I don’t know why I liked that so much. ‘Like’ isn’t the right word – I appreciated it, admired it; that acknowledgement of the spectre. In Austen’s works, the great fear is spinsterhood, condemning the poor defenceless woman to a life of obscurity and poverty. But Jane wasn’t scared of being single – she relished it, seemingly indifferent to potential suitors. No man could match her manuscript. However, death came for her aged 41, leaving Cassie bereft once again – another great love of her life, gone. Cassie robbed us of Jane’s letters, but death robbed us of Jane. What other works might she have produced, had she lived longer? Watching this, you get a sense of the terrible waste, senseless loss, in harsh times when even the most amiable, good-looking doctors could make little difference to the outcome.

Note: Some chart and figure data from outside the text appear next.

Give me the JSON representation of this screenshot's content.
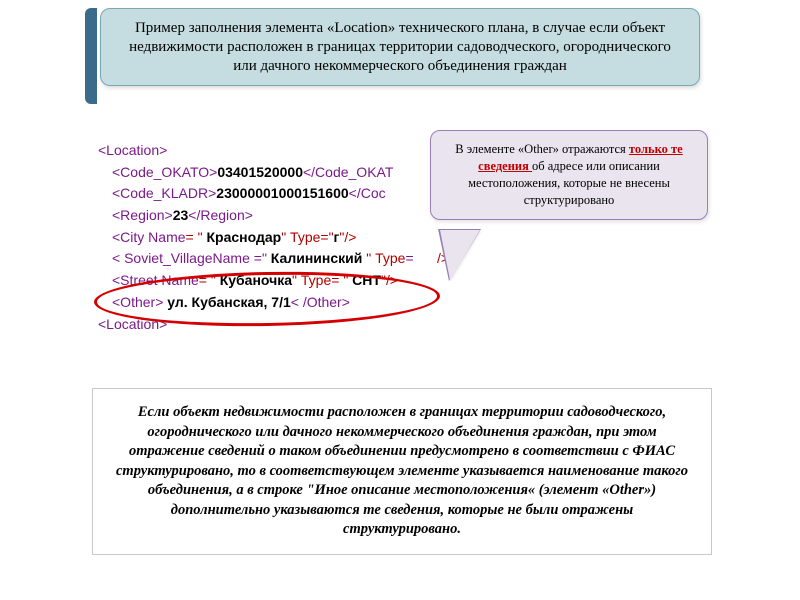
{
  "header": {
    "text": "Пример заполнения элемента «Location» технического плана, в случае если объект недвижимости расположен в границах территории садоводческого, огороднического или дачного некоммерческого объединения граждан"
  },
  "xml": {
    "loc_open": "<Location>",
    "okato_open": "<Code_OKATO>",
    "okato_val": "03401520000",
    "okato_close": "</Code_OKAT",
    "kladr_open": "<Code_KLADR>",
    "kladr_val": "23000001000151600",
    "kladr_close": "</Coc",
    "region_open": "<Region>",
    "region_val": "23",
    "region_close": "</Region>",
    "city_open": "<City Name",
    "city_eq": "= \"",
    "city_name": " Краснодар",
    "city_mid": "\" Type=\"",
    "city_type": "г",
    "city_end": "\"/>",
    "sv_open": "< Soviet_VillageName =\"",
    "sv_name": " Калининский ",
    "sv_mid": "\" Type",
    "sv_eq2": "=",
    "sv_end": "/>",
    "street_open": "<Street Name",
    "street_eq": "= \"",
    "street_name": " Кубаночка",
    "street_mid": "\" Type= \"",
    "street_type": " СНТ",
    "street_end": "\"/>",
    "other_open": "<Other>",
    "other_val": " ул. Кубанская, 7/1",
    "other_close": "< /Other>",
    "loc_close": "<Location>"
  },
  "callout": {
    "pre": "В элементе «Other» отражаются ",
    "hl": "только те сведения ",
    "post": "об адресе или описании местоположения, которые не внесены структурировано"
  },
  "bottom": {
    "text": "Если объект недвижимости расположен в границах территории садоводческого, огороднического или дачного некоммерческого объединения граждан, при этом отражение сведений о таком объединении предусмотрено в соответствии с ФИАС структурировано, то в соответствующем элементе указывается наименование такого объединения, а в строке \"Иное описание местоположения« (элемент «Other») дополнительно указываются те сведения, которые не были отражены структурировано."
  }
}
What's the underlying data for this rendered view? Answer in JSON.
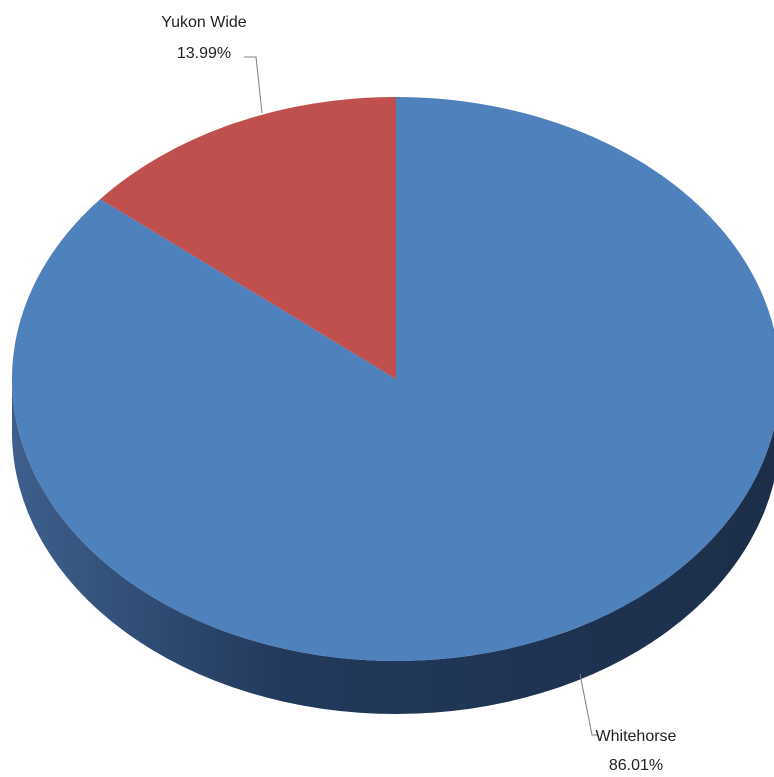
{
  "chart_data": {
    "type": "pie",
    "three_d": true,
    "title": "",
    "legend": "none",
    "slices": [
      {
        "label": "Whitehorse",
        "value": 86.01,
        "value_text": "86.01%",
        "color": "#4F81BD",
        "side_color": "#1F3150"
      },
      {
        "label": "Yukon Wide",
        "value": 13.99,
        "value_text": "13.99%",
        "color": "#C0504D",
        "side_color": "#7A2F2D"
      }
    ]
  }
}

The ones who stay behind get to shape the legacy, but they also have to endure the loss, left to pack up the house, clear up the mess. Cassandra may have been a bit cack-handed about it, but give the poor woman a break. Jane’s novels ended with happy-ever-afters, but Cassie didn’t get one and neither did her sister. The grief of it hangs heavy, despite the witty echo of
Persuasion. That’s what I liked - that it made me sad, made me see the bleak reality behind the flippancy. Perhaps that’s what Jane’s letters revealed, and what Cassie wanted to censor.

It’s important to note that
Miss Austen the TV series is based on the book of the same name by Gill Hornby. I haven’t read it but have ordered it because I’m keen to see if it shares that same strange desolation. I’m glad it took a novel to bring this story to life, initially. That is the power of books; they can resurrect the dead. Miss Austen burnt Jane’s letters because she knew her sister would live on anyway. Three hundred years later, here she is, on our shelves and on our telly. She’s still looking good.